Local Smart Charging


As the name implies, the local version of smart charging has all of its functions installed locally on-site.


Nearly all charging stations either lack or have very poor, decision-making systems installed on the hardware. Consequently, you often see a separate controller installed next to the chargers.

Prices of control switches usually start at around 100-200 USD and are limited to the connection of 5 or 6 charging stations.


Pros:

  • No connection required: As the local system has all the equipment set up on-site, no internet communication is required

  • Unaffected by internet downtime: If the internet fails or suffers connectivity problems, the local load management usually carries on unaffected

  • Connection speed: Even though the calculation time may be slower than the cloud system, the exchange of data between local controller and charger is usually fast


How are cloud-based systems dealing with connectivity and security?


Could Server

The second argument in favour of local smart charging (i.e., remaining unaffected by internet problems) leads us to think about the general security of the cloud-based system.

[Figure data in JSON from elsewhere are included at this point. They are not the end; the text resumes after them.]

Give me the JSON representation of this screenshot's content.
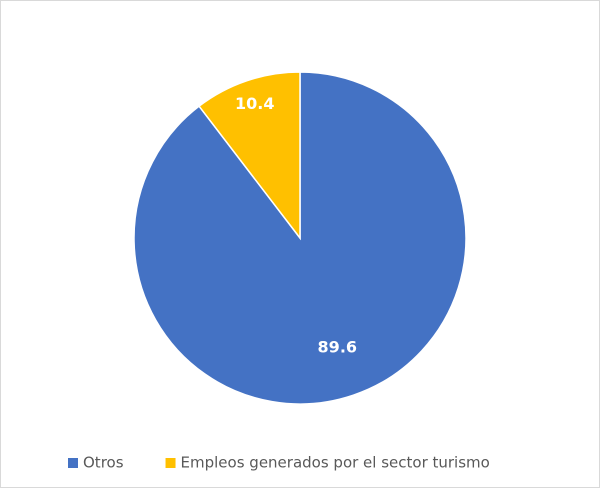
{
  "chart_data": {
    "type": "pie",
    "categories": [
      "Otros",
      "Empleos generados por el sector turismo"
    ],
    "values": [
      89.6,
      10.4
    ],
    "colors": [
      "#4472c4",
      "#ffc000"
    ],
    "legend": "bottom"
  }
}
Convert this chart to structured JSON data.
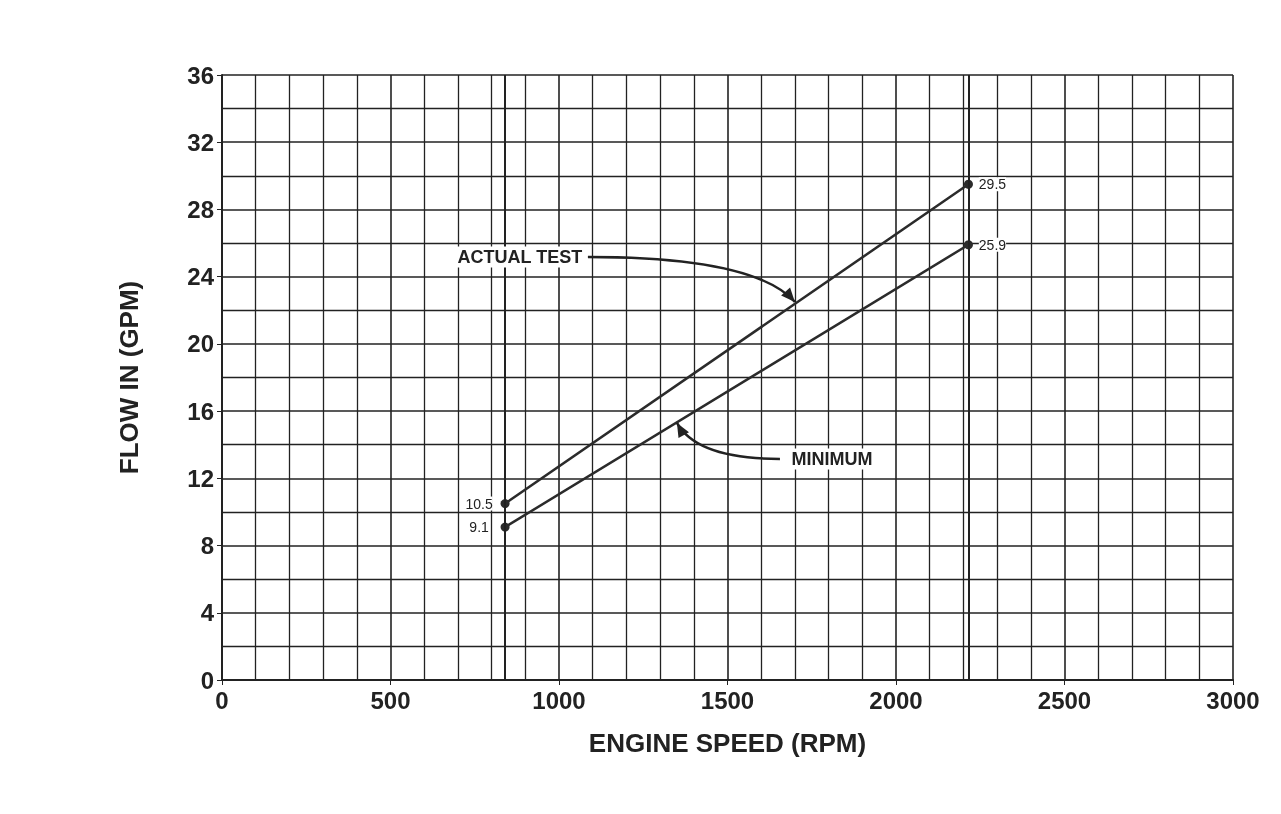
{
  "chart_data": {
    "type": "line",
    "xlabel": "ENGINE SPEED (RPM)",
    "ylabel": "FLOW IN (GPM)",
    "x": [
      840,
      2215
    ],
    "series": [
      {
        "color": "#2b2b2b",
        "values": [
          10.5,
          29.5
        ]
      },
      {
        "color": "#2b2b2b",
        "values": [
          9.1,
          25.9
        ]
      }
    ],
    "xlim": [
      0,
      3000
    ],
    "xticks": [
      0,
      500,
      1000,
      1500,
      2000,
      2500,
      3000
    ],
    "ylim": [
      0,
      36
    ],
    "yticks": [
      0,
      4,
      8,
      12,
      16,
      20,
      24,
      28,
      32,
      36
    ],
    "grid": true,
    "marker": "circle",
    "line_style": "solid",
    "data_labels": true,
    "ref_lines": [
      {
        "axis": "x",
        "value": 840
      },
      {
        "axis": "x",
        "value": 2215
      }
    ],
    "annotations": [
      {
        "text": "ACTUAL TEST",
        "x": 1700,
        "y": 22.5
      },
      {
        "text": "MINIMUM",
        "x": 1350,
        "y": 15.3
      }
    ]
  }
}
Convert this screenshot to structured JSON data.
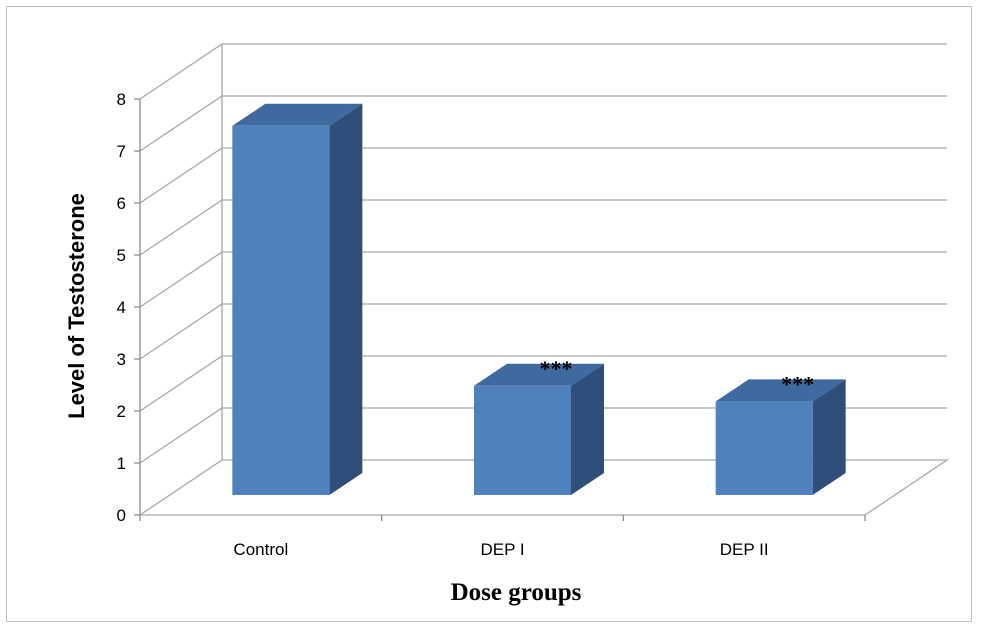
{
  "chart_data": {
    "type": "bar",
    "style": "3d-column",
    "categories": [
      "Control",
      "DEP I",
      "DEP II"
    ],
    "values": [
      7.1,
      2.1,
      1.8
    ],
    "annotations": [
      "",
      "***",
      "***"
    ],
    "xlabel": "Dose groups",
    "ylabel": "Level of Testosterone",
    "ylim": [
      0,
      8
    ],
    "yticks": [
      "0",
      "1",
      "2",
      "3",
      "4",
      "5",
      "6",
      "7",
      "8"
    ],
    "grid": true,
    "legend": "none",
    "colors": {
      "bar_front": "#4f81bd",
      "bar_side": "#2f4f7a",
      "bar_top": "#3f6aa0",
      "grid": "#a6a6a6",
      "axis": "#8c8c8c"
    }
  }
}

Even though complete internet breakdowns are becoming less and less frequent, a system must still be protected from cyberattacks or server failures.


It’s similar to the concept of a bank. It’s usually safer to keep your money with other people in a bank rather than sitting alone in your dresser drawer.


The security protection of cloud systems has been devised by some of the world's best software developers and data security staff, and they’re pretty good at keeping things safe online.


For instance, in case of a server failure, the cloud system simply uses one of the multiple back servers. Your charging station won’t even notice any change.


We see a similar development regarding communication reliability. Although 5G and LTE systems become more and more reliable, thousands of experts are continuously improving these systems. Despite the constant security upgrades and network updates, the systems continue uninterrupted due to the use of multiple back servers.


The energy market often uses private networks with more secure devices connected to autonomous vehicles or fast trains.


Conclusion


The EV market is changing rapidly.


The development is much faster than we can recognize from the energy and utility industry.

Local control systems are extremely slow to adapt.


Local load management solutions will inherently limit development, rather than enable intelligent EV charging.


Consequently, local systems are often more expensive and time-consuming to implement on-site, and worse still, local Smart Charging Systems are quickly outdated.


On the other hand, smart charging systems are learning and adapting every day. New concepts such as the smart charging plug-in of ampcontrol.io suddenly become available for any charging point operator in the world.


They stay 100% up-to-date, contain multiple backup versions, and outperform other charing methods.